Biomolecular Applications of Entropic Traps
Joshua Cross, Kevan Samiee, Elizabeth Strychalski
We have made nanoscale constrictions in fluid channels of varying size and orientation as entropic traps to investigate the dynamics of individual DNA molecules as they probe and subsequently escape through the trap. Previous researchers have made or modeled entropic traps in multiple configurations for separating DNA molecules or for studying the motion of DNA molecules through entropically restrictive spaces [1-3,5]. This work has focused on obtaining the time that individual molecules spend at the boundary between entropically favorable and unfavorable regions when driven electrophoretically.
We fabricated entropic traps of various size and orientation in fused silica substrates. Typical structures were defined through a two-layer lithographic process in which the deep region of the device (entropically favorable) was patterned and etched with one layer of lithography and the shallow region of the device (entropically unfavorable) was patterned and etched with a second layer of lithography. This is the configuration that others have used and modeled in the past. We have also made sideways-oriented devices using a one layer electron beam lithography process to define both the deep and shallow regions of the device. The devices are sealed by press bonding and annealing a 170um thick fused silica cover wafer to the substrate. Using both processes we have fabricated and tested devices with shallow regions as small as 20nm.

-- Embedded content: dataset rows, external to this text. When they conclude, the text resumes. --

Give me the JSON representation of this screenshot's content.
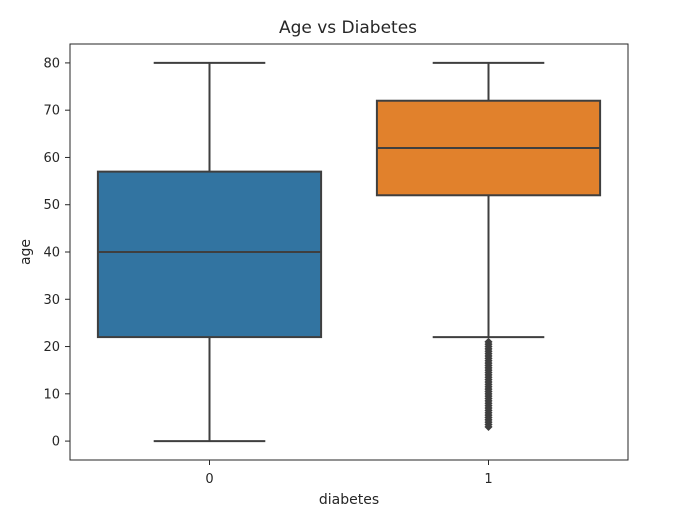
{
  "chart_data": {
    "type": "box",
    "title": "Age vs Diabetes",
    "xlabel": "diabetes",
    "ylabel": "age",
    "ylim": [
      -4,
      84
    ],
    "yticks": [
      0,
      10,
      20,
      30,
      40,
      50,
      60,
      70,
      80
    ],
    "grid": false,
    "categories": [
      "0",
      "1"
    ],
    "boxes": [
      {
        "category": "0",
        "whisker_low": 0,
        "q1": 22,
        "median": 40,
        "q3": 57,
        "whisker_high": 80,
        "color": "#3274a1",
        "outliers": []
      },
      {
        "category": "1",
        "whisker_low": 22,
        "q1": 52,
        "median": 62,
        "q3": 72,
        "whisker_high": 80,
        "color": "#e1812c",
        "outliers": [
          21,
          20.5,
          20,
          19.5,
          19,
          18.5,
          18,
          17.5,
          17,
          16.5,
          16,
          15.5,
          15,
          14.5,
          14,
          13.5,
          13,
          12.5,
          12,
          11.5,
          11,
          10.5,
          10,
          9.5,
          9,
          8.5,
          8,
          7.5,
          7,
          6.5,
          6,
          5.5,
          5,
          4.5,
          4,
          3.5,
          3
        ]
      }
    ]
  }
}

Other researchers have examined the trapping of DNA at entropic traps by averaging over many thousands of traps or by modeling the behavior of DNA in similar geometries [1-5]. Still others have examined DNA in two dimensional arrays of cavities separated by entropic barriers [4]. For investigating the dynamics of single molecules as they move through an entropic trap, the devices described herein offer a number of advantages over the aforementioned devices. The experimental setup and device geometry allow individual molecules to be observed throughout the trapping process with fast time resolution. Furthermore, the geometry used in these experiments allows for easy control of the length of the shallow region. This is important as the dynamics of the trapping-escaping process should depend upon the degree of confinement of the molecule throughout the process. The degree of control over the experimental parameters and the ability to observe individual molecules as they escape through entropic barriers yield information regarding the physical dynamics of the trap-escape process.

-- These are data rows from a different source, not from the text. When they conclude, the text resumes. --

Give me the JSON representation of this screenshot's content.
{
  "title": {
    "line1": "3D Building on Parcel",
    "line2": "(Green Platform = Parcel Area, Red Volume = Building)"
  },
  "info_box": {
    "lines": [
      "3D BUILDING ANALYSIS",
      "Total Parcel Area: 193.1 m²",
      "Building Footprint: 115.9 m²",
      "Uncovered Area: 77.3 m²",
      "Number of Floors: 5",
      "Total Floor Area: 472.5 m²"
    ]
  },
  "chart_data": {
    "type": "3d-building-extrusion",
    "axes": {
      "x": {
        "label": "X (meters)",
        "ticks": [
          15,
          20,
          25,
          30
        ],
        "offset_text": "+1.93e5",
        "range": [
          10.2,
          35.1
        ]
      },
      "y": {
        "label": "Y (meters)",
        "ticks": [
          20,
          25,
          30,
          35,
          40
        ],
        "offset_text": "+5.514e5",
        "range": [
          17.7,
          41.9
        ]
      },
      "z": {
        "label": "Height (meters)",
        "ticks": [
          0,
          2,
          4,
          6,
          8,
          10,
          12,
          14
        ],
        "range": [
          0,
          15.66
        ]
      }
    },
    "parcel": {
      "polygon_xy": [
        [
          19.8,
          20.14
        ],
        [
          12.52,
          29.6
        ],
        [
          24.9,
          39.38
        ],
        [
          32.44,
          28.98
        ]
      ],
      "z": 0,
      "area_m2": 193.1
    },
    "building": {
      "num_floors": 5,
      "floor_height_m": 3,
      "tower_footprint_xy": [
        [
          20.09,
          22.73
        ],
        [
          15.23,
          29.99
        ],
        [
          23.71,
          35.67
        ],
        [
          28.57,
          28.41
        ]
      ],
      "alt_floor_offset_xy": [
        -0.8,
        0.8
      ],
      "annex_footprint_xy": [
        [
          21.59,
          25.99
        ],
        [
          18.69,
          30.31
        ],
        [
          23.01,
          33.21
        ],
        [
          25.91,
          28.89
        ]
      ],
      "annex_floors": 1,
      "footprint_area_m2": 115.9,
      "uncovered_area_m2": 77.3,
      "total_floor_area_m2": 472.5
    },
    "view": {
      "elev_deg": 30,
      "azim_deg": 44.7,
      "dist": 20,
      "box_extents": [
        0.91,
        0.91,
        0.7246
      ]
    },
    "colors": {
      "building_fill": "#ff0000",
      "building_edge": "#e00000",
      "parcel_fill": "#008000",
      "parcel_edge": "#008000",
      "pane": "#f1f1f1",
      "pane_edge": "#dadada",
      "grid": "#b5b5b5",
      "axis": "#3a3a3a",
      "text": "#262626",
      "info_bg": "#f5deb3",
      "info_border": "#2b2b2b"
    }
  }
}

Some data are presented in Figure 3 for a sideways-oriented device with a 59nm wide shallow region. The data are fit to the theory presented by Han [5]. Devices with shallow regions of 20nm have been used to trap DNA molecules as short as 400 base pairs. With these dimensions, it should be possible to trap biomolecules with significant secondary or tertiary structure. Future work will focus on studying and separating large RNA complexes and proteins.
Figure 1: Experimental schematic. To measure the DNA trapping time, the DNA is illuminated and photons are collected.

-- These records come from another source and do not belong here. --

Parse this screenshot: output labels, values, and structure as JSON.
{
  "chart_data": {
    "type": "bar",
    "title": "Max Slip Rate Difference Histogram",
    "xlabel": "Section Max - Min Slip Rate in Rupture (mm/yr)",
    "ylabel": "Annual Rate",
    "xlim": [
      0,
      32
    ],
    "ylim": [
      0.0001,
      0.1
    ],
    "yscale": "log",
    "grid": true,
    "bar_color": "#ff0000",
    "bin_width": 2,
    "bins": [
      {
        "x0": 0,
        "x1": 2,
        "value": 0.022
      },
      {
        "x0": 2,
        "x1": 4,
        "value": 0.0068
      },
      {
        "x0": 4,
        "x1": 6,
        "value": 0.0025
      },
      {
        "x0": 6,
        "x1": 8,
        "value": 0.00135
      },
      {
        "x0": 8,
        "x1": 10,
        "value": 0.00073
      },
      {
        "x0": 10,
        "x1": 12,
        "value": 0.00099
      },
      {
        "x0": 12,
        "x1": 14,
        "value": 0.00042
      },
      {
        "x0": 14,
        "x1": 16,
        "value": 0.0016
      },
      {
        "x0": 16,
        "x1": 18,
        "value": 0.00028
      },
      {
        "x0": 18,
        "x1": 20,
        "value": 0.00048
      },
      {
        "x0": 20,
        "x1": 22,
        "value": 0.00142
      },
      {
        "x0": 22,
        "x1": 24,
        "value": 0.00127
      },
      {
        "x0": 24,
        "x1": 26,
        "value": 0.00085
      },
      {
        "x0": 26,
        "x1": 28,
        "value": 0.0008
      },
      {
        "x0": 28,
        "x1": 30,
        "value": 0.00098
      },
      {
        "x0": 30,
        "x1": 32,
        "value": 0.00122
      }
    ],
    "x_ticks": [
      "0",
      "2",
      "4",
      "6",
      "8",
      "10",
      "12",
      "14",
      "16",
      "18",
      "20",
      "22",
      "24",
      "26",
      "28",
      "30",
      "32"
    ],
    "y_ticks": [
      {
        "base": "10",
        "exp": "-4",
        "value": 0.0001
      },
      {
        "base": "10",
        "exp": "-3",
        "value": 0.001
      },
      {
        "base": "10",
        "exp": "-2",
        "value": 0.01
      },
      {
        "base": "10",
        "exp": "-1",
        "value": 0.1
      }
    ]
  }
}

Figure 2: A SEM showing a typical sideways entropic trap.
Figure 3: A graph of the trapping time versus the inverse electric field at the trap interface.
References:
[1] Entropic Trapping and Escape of Long DNA Molecules at Submicron Size Constrictions,
J. Han, S. W. Turner, H. G. Craighead, Physical Review Letters, 83, 1688 (1999).
[2] Mechanisms of DNA separation in entropic trap arrays: a Brownian dynamics simulation,
M. Streek, F. Schmid, T. T. Duong, A. Ros, Journal of Biotechnology, 112, 79 (2004).
[3] Electrophoretic Separation of Long Polyelectrolytes in Submolecular-Size Constrictions: A
Monte Carlo Study, F. Tessier, J. Labrie, G. W. Slater, Macromolecules, 35, 4791 (2002).
[4] Brownian Motion of DNA Confined Within a Two-Dimensional Array, D. Nykypanchuk,
H. H. Strey, D. A. Hoagland, Science, 297, 987 (2002).
[5] Characterization and Optimization of an Entropic Trap for DNA Separation, J. Han and
H. G. Craighead, Analytical Chemistry, 74, 394 (2002).